Investment will likely differ between universities and K-12. Oftentimes there are a few police officers per school district, and most of the time these officers are used to monitoring high schools (rather than elementary). Alternatively, universities often have their own dedicated police that could utilize a control room. It also tends to be easier for universities to increase its police force before a K-12 school district.

Having video surveillance in place is crucial, but having folks in place who can quickly respond to a situation is equally important.

For K-12, many schools already have access control but these solutions are often very basic using only proximity cards and in some cases push-pin access codes. On the other hand, many universities have already transitioned to higher security access solutions.

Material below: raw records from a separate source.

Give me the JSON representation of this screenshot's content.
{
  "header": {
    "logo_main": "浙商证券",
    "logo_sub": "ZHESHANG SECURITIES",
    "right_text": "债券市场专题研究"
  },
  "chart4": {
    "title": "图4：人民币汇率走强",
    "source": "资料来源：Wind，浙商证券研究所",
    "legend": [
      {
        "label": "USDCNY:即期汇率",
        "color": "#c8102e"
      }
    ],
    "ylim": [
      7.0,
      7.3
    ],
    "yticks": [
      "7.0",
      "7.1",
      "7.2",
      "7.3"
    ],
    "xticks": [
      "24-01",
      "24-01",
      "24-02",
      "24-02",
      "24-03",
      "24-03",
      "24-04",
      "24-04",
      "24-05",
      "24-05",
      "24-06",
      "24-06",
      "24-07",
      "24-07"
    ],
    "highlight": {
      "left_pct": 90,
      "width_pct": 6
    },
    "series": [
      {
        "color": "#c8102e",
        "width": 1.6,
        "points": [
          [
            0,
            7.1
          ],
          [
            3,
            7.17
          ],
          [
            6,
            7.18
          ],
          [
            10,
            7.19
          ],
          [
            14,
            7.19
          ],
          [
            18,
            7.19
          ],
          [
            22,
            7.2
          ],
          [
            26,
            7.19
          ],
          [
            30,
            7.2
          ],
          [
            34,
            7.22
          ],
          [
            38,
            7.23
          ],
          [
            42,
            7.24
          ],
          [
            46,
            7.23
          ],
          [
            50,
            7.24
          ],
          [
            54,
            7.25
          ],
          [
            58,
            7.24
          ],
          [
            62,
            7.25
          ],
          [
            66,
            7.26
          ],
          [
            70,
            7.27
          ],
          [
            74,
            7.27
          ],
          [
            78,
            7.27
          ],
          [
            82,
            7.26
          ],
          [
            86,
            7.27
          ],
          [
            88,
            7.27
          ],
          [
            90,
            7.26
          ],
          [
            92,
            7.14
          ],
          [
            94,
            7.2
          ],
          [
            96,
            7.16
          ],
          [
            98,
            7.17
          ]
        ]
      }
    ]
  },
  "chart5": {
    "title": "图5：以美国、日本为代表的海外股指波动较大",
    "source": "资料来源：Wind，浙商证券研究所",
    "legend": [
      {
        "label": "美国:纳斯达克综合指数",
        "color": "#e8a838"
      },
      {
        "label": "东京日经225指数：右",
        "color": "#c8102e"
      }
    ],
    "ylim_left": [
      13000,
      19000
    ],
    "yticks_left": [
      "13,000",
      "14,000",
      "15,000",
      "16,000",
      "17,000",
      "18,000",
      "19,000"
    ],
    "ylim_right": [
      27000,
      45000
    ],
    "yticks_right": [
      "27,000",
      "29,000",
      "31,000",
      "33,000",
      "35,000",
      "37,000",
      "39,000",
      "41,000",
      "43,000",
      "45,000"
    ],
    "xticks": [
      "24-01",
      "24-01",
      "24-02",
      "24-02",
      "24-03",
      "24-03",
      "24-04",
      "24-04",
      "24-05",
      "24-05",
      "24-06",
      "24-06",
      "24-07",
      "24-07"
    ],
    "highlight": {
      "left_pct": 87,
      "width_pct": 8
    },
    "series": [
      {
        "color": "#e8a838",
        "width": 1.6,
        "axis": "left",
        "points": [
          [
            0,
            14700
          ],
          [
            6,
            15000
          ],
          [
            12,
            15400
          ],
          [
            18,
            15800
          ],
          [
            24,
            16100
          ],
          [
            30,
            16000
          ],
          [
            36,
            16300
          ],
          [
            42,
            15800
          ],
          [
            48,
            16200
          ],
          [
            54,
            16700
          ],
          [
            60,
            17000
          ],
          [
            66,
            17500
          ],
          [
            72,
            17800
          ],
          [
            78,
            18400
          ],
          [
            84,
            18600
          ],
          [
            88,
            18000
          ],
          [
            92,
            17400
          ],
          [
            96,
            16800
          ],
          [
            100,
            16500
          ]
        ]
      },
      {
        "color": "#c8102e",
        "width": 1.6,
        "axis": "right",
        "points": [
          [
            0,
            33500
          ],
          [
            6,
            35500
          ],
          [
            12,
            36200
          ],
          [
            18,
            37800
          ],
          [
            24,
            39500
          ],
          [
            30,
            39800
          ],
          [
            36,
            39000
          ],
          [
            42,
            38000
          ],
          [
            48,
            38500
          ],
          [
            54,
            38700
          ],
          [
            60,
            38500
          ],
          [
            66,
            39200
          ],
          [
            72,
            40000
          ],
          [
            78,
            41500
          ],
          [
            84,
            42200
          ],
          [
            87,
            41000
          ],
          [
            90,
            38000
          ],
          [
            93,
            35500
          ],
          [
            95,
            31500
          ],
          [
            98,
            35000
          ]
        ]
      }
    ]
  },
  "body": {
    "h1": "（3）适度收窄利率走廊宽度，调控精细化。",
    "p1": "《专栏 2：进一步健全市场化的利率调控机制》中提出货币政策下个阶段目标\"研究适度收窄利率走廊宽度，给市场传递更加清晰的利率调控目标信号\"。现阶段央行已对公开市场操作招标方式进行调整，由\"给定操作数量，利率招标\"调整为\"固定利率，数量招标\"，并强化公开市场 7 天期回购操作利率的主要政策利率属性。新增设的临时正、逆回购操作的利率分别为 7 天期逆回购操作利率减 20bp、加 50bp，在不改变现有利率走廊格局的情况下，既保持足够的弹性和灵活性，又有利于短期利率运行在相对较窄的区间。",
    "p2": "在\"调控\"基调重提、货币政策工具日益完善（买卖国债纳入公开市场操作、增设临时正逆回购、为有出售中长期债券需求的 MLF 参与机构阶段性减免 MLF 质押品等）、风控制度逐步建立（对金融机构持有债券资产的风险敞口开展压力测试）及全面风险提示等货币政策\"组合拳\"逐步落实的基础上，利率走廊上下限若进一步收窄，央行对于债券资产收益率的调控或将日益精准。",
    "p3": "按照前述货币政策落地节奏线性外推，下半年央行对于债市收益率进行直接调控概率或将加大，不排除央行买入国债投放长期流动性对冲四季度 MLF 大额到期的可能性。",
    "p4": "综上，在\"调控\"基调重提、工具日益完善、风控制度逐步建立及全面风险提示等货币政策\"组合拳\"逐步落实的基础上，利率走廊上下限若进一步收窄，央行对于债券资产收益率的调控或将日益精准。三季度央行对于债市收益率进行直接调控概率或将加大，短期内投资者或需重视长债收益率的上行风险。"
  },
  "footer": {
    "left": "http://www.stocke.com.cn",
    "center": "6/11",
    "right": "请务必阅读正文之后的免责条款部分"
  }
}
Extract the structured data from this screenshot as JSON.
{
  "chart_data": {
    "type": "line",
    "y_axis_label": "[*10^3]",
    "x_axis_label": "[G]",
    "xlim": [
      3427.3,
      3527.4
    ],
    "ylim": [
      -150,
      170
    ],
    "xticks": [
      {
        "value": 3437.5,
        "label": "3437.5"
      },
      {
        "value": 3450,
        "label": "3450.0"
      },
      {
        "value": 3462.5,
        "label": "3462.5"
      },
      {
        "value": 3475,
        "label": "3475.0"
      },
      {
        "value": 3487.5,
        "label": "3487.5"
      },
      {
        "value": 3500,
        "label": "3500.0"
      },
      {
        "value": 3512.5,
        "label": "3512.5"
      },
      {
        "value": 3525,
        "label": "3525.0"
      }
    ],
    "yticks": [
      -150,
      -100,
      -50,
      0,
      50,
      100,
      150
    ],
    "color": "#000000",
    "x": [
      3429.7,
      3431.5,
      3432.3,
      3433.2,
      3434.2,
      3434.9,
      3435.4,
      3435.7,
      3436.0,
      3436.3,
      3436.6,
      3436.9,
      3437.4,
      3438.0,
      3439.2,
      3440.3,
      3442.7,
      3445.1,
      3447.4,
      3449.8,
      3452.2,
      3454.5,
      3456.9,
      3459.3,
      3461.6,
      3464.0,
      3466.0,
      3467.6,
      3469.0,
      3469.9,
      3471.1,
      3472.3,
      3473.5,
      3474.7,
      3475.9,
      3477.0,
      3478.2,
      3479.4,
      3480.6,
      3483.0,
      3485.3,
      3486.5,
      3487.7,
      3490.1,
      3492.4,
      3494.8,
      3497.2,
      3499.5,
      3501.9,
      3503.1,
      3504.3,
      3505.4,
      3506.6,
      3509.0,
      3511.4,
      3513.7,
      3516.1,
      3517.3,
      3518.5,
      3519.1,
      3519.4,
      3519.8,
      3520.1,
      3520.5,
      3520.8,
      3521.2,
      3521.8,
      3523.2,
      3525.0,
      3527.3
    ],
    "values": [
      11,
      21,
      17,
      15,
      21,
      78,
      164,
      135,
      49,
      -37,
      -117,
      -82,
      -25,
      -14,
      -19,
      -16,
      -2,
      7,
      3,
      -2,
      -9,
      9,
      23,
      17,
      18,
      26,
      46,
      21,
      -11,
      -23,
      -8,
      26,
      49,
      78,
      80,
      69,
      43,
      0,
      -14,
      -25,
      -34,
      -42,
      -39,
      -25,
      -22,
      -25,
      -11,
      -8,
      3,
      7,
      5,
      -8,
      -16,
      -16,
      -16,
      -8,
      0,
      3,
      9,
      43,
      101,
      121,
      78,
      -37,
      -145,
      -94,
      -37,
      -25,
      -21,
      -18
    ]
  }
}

“Schools need to continue to develop independent security plans and develop automated approaches when able. But schools also shouldn’t forget other means of security such as stronger windows and doors,” Blake says.

Using the Sandy Hook tragedy as an example, the school had access control in place but the shooter was able to break through the glass to gain entry to the building. So while video and access control equipment provide a good starting point for a high level of security, having several layers of security help schools take a step in the right direction to prevent or limit similar tragedies in the future.

In July 2013, IHS released the “Vertical Insights: Video Surveillance & Security in Education” report, which predicts that the market for security systems integration in educational institutions is set to expand to $4.9 billion in 2017, up from $2.7 billion in 2012. Security systems integration includes design, consultancy, installation, service, maintenance and security equipment. Analysts expect double-digit growth every year throughout the forecast, with revenue rising by 13% to reach $3 billion in 2013.